And so the "phoney war" came to an end.
From opposite ends of our huge altar the Dean and I offered the Eucharist livestreamed on Mothering Sunday - the Mother Church of the diocese striving to continue to feed her children scattered in diaspora - and then there was just one more day of opening before lock-down was introduced.
I left the Cathedral to take a short, simple funeral for a long-standing member of the congregation whose death had nothing to do with covid 19 - but whose service was the first limited by the constraints of social distancing and the need to keep things moving because already demand for slots at the crem was beginning to grow...
With no particular thought, I added a few extra things to my bag. I wouldn't go back to my desk that afternoon...and I had a feeling that it might be a while before I was there again. I had no idea, though, quite how long...
That night the Prime Minister announced lockdown, the building was closed and we moved into a new phase of this extraordinary season. Now it was "home alone" for me and the dogs and I was so incredibly thankful for the temporary permission given by our bishops to preside alone...We continued our newly formed practice of offering Morning Prayer with Communion each day at 9.15 and began to see new communities forming around that service, as friends and congregation members and unknown visitors stumbled across us on Facebook and a little flight of hearts and thumbs up travelled up our screens. Libby and Willow began to experiment with canine contributions to worship, while Figaro did all that he could to sabotage it by leaping onto the tripod and ensuring that the phone was never quite straight...
To my surprise, I began to value this experience tremendously. It was indeed vicarious worship - but with more sense of a congregation present than sometimes when they are sitting in the far distant back rows of the nave...The regular need to stop and pray gave structure to days that might otherwise have slipped into free fall...And I loved that I was now in touch with people who had been part of my journey at many different stages - that for this season, we were worshipping together. I never once as I presided at Communion felt even notionally alone.

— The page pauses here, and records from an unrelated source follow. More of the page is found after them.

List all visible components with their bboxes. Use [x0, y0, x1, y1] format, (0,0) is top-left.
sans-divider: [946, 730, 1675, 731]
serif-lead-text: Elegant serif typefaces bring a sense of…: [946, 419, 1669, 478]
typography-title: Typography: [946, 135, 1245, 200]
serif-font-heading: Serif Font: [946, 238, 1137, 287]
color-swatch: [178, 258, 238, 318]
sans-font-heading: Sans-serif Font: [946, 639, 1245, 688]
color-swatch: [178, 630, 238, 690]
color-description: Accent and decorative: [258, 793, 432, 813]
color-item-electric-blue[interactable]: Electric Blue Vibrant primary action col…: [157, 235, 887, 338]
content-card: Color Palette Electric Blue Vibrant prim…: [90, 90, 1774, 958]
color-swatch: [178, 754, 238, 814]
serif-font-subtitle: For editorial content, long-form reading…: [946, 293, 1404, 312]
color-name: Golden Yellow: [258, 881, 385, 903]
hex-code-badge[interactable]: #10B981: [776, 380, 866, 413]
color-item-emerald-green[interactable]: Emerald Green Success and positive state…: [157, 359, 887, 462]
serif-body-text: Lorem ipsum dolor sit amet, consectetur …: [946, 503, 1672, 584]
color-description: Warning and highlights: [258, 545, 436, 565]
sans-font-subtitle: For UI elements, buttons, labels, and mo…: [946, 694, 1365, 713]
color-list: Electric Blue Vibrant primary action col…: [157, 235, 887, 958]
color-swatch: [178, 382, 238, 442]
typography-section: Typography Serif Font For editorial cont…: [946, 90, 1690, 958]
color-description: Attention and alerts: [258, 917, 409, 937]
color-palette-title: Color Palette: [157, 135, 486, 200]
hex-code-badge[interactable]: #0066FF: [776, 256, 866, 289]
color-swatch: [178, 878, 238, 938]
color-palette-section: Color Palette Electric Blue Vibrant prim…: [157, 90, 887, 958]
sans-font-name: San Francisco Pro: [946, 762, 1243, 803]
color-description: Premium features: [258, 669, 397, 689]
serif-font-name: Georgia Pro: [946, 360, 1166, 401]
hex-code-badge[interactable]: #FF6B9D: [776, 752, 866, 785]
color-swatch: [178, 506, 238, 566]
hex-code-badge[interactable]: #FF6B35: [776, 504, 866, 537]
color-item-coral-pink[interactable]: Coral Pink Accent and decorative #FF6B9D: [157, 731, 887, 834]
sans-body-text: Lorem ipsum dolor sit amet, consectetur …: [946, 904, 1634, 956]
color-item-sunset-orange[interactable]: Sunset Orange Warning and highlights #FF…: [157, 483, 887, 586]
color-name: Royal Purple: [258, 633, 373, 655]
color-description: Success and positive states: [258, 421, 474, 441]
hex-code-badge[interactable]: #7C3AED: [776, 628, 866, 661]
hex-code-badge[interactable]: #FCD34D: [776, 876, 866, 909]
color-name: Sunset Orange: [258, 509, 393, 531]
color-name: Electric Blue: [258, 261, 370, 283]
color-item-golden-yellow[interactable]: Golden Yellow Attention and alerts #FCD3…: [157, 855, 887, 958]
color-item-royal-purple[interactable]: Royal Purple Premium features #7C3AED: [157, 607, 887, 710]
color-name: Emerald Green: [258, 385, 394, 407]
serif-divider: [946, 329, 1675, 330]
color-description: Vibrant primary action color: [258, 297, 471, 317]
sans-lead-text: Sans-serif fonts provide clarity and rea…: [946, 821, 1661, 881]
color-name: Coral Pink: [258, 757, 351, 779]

I'd created a worship space in the dining room. The table was a good height and size. The mantelpiece was already home to many icons and I loved that I could look out the window and see down the road - my neighbours homes - people I didn't know well, but with whom I was newly connected in our shared experience of lockdown and whom I could, as I broke bread and drank wine, bring in prayer into the circle of God's love. It worked well as a space...but what changed it for me was the experience of UNmaking it on Maundy Thursday. We had worshipped together each evening through Holy Week, - with my dear friend Charlotte from our beautiful neighbour church, St Clare's at the Cathedral delivering the sort of addresses that were like lights placed thoughtfully to transform the darkest corners. We were in a definite rhythm of prayer and it felt good - even if it wasn't the way we usually spent Holy Week.
On Thursday, though, we were beset by technical woes. The Deanery internet is no more reliable than mine here and after a couple of attempts it became very obvious that we would not manage to livestream a zoom service that included other voices...The decision was made that the Dean would livestream to Facebook, Charlotte's pre-recorded address would be stitched in afterwards -...and so, for the first time in ordained life, I found myself with no active role in worship on Maundy Thursday - and feeling pretty desperate about it.
Enter two rather wonderful friends - both priests - who picked up my online wails of distress and offered to join me if I offered something online myself.
So that's what I did. And God was there and it was very very beautiful.
But it was what happened at the end that made this a watershed moment for me.
After we had read the Gospel of the Watch I stripped the altar, extinguished all my candles, took down each icon, removed everything that spoke of "church" and left it heaped to one side. I listened to Psalm 22 to the Wesley chant, as I do every year and as I unmade church that evening in the gathering dusk, that very ordinary dining room in my suburban semi became non-negotiably holy ground, as much church as anywhere I've been.
As I left the room in darkness at the end of the Watch, I did so on tiptoe - not wanting to disturb the deep layers of God's presence that I was suddenly and wonderfully aware of.
And all through Good Friday and Holy Saturday I passed the dining room door reverently, removing my shoes, knowing that this was ground.
In all the increasingly fraught and fevered debates about whether or not clergy should be allowed into their buildings to live stream from there, I've held on to that overwhelming sense of God's presence in my dining room. I couldn't ask for more than that...and the room has been changed forever by this season so that whatever comes next, I've received an unexpected but unmissable gift.
It can't "compete" with the layers of deep prayer that have shaped our ancient buildings, with their patina of prayer and worship offered and received, but it was all that I needed - a place where God's presence was undeniable, where I knew, and know, God was as inextricably connected in those small things which hint at the transcendent day by day.